If approved by the commission, a special property tax benefitting Southeast Health would be increased by 1.5 mills beginning in the tax year ending on September 30, 2024. The rate on the special tax is currently set at 2.5 mills, and the proposed increase would set the mill rate at 4, the limit set on the special tax passed by Houston County voters in 1949.
Houston County currently has a mill rate of 17.5. Its total combined state, county and municipal rate is 34.5, according to the Houston County Revenue Department.
The mill rate is the amount of tax payable per dollar of the assessed value of a property. As used in property tax, 1 mill is equal to $1 in property tax levied per $1,000 of a property's assessed value.
“Anytime you start talking about taxes and fees and all that people get nervous,” Mark Culver, Houston County Commission chairman, said at an administrative meeting Thursday. “I want everyone to understand that we are not here today to raise the rate of taxes. We’re here today to consider putting on the agenda to resume the collection of a millage that is already on the books and has been on the books for many, many years at the request of the Houston County Healthcare Authority.”
William Nichols, general counsel for Houston County Healthcare Authority, told the commission that the decision to ask the commission for an increase to the special tax of 1.5 mills “was not made lightly by our board.”
“One (reason) is the skyrocketing cost of contract labor,” Nichols explained. “The second is the federal government’s recent reduction of our reimbursement rate for our part of the world. The third is inflationary costs that every citizen and business in this county and this country has to deal with right now.”
Nichols said Southeast Health was having to use contract nurses to keep the facility staffed, which was increasing labor costs due to nurses being in such high demand across the country.
Nichols called the situation a “perfect storm that has created a financial headwind for our hospital” and that it “would be economically irresponsible not to collect the additional millage that is constitutionally required for our hospital.”
“The problem is that during the pandemic the federal government in its infinite wisdom decided that it was going to reduce our reimbursement rate even further than it was,” Nichols said. “Not just for our hospital but for our whole region. Not only are we paying millions and millions more to staff our hospitals with nurses…we’re being paid less from the federal government to do so.”
Brandon Shoupe, a Houston County Commissioner, asked a few questions to Houston County Healthcare Authority officials about what the increased property tax funding would specifically go towards and about the timing of the request.

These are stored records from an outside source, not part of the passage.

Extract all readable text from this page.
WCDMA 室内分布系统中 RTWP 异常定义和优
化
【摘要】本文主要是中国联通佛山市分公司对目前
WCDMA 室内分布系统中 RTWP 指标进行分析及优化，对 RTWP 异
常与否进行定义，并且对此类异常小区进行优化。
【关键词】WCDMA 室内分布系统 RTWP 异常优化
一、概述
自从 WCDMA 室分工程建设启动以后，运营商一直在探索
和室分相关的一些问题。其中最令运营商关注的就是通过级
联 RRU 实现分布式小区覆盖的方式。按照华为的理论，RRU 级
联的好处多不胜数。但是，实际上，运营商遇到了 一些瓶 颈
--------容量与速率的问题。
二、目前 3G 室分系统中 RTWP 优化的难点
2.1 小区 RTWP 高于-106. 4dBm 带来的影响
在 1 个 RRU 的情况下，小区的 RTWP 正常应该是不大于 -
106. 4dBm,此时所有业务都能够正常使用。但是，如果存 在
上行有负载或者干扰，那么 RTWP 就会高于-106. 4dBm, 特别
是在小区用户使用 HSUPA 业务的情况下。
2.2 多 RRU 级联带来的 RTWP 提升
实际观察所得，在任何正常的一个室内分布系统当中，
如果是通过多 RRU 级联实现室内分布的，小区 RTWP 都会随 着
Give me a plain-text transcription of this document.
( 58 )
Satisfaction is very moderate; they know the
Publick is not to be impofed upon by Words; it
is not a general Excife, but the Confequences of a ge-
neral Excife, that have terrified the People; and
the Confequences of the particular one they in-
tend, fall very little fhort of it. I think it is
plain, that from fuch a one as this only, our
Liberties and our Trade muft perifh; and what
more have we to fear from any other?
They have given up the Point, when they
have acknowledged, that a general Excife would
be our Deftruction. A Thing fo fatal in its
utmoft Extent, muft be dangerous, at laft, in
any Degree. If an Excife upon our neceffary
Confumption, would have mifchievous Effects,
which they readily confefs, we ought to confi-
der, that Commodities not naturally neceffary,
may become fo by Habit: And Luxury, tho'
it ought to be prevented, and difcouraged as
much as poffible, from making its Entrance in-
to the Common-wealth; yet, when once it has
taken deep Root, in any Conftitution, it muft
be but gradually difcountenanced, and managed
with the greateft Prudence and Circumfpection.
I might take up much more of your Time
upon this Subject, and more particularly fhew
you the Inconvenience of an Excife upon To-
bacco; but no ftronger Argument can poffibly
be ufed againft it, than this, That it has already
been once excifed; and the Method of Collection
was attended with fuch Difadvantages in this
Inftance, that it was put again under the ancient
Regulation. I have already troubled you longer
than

“We can’t just say ‘approve’ just because you’re an employer. That’s not how it works especially when it comes to property taxes,” Shoupe said. “I’m sure you understand that. I’ve got family that work in health care and I hear just about every day that the system is broken at the federal level. That’s not your fault. That’s not our fault. That’s the federal government’s fault. To be quite honest with you that’s the game y’all are playing in. Unfortunately, you’ve got to play in that game. I get that. I get what you’re facing. Nurses they’re going to get paid what they’re worth one way or the other whether they work as an employee or work as a contract laborer. Fortunately, for them they’re seeing that they can make more money as a contract laborer and the federal government is not adjusting reimbursement rates…they’re asleep at the wheel. I’m entirely sympathetic. I don’t want you to think that I’m not.”